Certo c'è chi ha fatto di peggio: l'ex capogruppo del Pdl (già fuori dall'amministrazione per un'inchiesta della Procura di Parma, costatagli anche i domiciliari) Luigi Giuseppe Villani. Ma non è che, in questi casi sia consigliabile puntare il dito su chi ha mangiato di più e chi di meno.

E' anche vero, come qualche consigliere del Pd oggi si premura di ricordare dalle pagine locali del quotidiano La Repubblica, che quelle spese folli per la ristorazione risalivano al periodo pre spending review, periodo di vacche ancora pingui. È altrettanto vero che in quel periodo gli elettori di ogni partito perdevano già il lavoro, le fabbriche chiudevano, le rate dei mutui saltavano e gli sfratti sbattevano già in strada gli inquilini morosi.

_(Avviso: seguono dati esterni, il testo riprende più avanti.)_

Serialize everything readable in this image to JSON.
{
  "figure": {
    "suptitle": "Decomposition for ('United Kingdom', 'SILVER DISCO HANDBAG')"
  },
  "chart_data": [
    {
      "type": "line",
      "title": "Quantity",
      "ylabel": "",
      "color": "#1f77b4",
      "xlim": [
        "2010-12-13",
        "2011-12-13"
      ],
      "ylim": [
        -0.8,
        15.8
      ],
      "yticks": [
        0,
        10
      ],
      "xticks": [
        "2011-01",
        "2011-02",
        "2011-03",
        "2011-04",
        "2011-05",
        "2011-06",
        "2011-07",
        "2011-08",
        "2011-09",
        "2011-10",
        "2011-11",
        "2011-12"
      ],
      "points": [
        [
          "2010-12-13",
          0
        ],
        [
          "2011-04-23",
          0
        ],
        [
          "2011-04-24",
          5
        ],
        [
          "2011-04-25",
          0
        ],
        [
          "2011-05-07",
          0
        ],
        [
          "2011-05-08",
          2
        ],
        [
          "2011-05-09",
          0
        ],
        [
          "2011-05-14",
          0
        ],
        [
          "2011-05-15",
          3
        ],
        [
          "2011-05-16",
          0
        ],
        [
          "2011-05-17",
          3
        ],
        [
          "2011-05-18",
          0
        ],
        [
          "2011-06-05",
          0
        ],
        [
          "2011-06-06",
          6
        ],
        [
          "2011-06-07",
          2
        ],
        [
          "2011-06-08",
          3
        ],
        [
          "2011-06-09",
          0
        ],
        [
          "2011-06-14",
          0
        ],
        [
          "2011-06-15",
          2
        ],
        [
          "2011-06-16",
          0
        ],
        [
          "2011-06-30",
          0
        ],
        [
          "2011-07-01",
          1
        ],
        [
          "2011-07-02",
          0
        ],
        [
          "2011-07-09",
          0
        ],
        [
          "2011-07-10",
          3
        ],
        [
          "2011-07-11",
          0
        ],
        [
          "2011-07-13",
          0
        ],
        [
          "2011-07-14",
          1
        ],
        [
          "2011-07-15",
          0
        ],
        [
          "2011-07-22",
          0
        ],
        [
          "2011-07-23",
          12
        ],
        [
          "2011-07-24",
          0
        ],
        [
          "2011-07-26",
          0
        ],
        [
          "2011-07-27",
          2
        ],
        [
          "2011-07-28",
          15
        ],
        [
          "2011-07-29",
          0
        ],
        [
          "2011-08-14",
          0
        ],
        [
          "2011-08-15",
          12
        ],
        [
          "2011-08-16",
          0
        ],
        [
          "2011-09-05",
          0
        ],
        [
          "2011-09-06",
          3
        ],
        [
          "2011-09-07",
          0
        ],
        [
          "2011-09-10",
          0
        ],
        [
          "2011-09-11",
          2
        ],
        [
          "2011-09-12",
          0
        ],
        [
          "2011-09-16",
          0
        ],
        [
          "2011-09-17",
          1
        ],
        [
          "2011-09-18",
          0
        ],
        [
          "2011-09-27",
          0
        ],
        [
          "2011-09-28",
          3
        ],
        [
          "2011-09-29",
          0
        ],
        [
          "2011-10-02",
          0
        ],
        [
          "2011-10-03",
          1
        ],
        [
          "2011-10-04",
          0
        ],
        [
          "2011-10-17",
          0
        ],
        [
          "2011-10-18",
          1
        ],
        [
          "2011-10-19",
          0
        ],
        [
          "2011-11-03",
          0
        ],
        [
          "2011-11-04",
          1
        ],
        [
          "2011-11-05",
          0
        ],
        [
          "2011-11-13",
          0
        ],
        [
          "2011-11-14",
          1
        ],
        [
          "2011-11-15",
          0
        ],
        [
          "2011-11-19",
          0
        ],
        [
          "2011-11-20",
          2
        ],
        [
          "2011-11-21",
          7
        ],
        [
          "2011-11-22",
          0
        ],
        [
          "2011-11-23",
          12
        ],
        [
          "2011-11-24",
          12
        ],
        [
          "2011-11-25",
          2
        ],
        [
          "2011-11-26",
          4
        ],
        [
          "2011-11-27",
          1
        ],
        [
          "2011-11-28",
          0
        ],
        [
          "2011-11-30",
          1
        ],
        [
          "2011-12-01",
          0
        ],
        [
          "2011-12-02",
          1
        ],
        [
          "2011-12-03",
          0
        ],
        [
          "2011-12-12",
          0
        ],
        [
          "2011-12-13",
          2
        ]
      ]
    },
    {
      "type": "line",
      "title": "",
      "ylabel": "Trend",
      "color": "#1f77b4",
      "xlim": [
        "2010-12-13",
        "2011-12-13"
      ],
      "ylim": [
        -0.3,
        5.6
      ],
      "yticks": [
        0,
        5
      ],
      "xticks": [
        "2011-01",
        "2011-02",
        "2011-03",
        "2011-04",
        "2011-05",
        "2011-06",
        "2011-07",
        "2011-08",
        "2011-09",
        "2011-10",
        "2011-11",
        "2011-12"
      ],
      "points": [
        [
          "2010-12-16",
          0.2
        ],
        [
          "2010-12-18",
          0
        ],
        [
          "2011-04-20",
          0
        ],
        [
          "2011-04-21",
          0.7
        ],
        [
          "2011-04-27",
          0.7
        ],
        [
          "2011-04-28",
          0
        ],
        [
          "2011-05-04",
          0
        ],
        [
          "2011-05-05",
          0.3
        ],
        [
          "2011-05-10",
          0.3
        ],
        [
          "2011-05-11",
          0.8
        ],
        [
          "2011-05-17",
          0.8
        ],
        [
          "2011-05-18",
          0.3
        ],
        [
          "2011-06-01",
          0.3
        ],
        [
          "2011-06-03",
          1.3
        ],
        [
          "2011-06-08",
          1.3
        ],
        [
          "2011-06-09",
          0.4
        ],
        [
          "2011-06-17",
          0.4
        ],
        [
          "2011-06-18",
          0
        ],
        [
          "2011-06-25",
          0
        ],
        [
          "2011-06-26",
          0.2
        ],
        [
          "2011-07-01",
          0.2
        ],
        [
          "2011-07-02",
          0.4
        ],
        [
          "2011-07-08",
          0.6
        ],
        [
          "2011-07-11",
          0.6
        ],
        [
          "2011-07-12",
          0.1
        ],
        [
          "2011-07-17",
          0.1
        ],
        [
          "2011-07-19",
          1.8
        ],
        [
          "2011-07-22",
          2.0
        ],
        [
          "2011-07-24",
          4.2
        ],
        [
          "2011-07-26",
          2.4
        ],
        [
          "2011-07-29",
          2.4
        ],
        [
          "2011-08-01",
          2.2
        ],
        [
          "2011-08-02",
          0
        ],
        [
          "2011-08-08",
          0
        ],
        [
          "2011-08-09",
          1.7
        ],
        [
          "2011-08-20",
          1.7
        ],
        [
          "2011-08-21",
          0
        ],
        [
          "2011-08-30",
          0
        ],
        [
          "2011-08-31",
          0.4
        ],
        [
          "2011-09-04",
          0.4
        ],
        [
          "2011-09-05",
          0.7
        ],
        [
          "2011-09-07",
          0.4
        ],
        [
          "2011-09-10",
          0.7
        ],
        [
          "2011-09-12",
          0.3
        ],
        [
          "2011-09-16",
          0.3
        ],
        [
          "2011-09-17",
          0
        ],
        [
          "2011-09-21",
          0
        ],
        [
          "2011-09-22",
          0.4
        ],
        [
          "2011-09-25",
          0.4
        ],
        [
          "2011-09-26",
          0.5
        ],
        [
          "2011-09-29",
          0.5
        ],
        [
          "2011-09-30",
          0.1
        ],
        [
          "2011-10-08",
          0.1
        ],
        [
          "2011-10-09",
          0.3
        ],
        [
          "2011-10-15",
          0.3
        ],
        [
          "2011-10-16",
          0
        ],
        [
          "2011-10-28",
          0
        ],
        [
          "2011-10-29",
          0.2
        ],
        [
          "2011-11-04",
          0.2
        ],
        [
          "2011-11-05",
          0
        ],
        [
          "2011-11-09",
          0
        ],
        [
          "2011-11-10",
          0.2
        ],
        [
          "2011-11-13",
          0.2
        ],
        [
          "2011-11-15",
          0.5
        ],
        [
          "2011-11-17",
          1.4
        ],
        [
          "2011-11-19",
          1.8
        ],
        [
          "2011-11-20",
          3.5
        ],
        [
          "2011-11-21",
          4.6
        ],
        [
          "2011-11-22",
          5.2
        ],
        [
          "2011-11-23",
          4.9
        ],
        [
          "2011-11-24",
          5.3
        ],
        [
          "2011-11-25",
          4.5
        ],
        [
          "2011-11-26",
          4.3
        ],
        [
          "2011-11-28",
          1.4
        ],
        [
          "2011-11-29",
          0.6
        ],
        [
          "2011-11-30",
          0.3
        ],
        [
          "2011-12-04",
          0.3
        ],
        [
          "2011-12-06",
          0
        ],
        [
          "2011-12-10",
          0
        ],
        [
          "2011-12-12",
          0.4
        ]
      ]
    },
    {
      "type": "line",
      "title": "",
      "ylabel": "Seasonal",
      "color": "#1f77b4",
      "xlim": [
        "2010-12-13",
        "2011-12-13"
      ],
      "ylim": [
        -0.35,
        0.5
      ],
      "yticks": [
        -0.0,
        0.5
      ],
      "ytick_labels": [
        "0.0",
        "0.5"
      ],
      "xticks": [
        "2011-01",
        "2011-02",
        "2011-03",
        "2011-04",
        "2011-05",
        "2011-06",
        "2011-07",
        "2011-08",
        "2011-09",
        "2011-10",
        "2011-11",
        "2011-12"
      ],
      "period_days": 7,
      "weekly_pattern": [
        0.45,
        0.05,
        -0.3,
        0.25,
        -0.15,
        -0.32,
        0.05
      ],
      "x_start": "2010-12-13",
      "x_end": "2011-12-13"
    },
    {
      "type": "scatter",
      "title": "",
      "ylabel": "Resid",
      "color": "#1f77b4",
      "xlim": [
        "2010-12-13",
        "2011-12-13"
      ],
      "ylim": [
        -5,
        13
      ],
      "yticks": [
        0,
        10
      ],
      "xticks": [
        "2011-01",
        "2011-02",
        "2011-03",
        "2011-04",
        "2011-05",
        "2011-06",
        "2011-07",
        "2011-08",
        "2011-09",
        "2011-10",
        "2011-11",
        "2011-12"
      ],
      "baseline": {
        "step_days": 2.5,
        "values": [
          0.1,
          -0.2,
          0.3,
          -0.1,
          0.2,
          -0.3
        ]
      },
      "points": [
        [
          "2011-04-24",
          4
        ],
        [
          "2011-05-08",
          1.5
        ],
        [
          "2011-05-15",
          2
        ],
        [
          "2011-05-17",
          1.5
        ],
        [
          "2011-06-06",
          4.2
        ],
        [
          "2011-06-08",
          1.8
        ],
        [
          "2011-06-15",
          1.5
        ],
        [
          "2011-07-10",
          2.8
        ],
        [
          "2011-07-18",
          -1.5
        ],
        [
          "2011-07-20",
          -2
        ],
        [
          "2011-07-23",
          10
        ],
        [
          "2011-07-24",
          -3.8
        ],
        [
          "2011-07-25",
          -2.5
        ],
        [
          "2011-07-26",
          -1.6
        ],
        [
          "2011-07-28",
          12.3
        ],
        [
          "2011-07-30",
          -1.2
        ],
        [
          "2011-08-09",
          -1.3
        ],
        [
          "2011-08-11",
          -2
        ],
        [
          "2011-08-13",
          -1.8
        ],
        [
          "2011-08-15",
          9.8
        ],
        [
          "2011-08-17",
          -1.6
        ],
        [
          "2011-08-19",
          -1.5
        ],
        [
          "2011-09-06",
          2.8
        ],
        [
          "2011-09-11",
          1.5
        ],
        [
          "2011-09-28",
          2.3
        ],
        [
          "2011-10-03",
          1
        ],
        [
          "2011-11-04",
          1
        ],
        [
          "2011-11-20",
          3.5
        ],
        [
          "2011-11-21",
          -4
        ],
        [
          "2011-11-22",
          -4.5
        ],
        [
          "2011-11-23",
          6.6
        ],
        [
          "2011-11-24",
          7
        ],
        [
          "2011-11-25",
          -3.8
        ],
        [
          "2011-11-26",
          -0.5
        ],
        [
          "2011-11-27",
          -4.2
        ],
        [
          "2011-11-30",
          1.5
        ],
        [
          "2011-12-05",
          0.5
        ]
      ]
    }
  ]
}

«Le notizie lette in questi giorni generano critiche, disagio, profondo malumore — scrivono i consiglieri — e alimentano un'idea di politica distante dalla gente». Sarà poi un problema loro, quello di riconquistarseli gli elettori, non dei giornalisti che raccontano di cene da 200 euro a coperto o di trasferte in hotel a 4 stelle.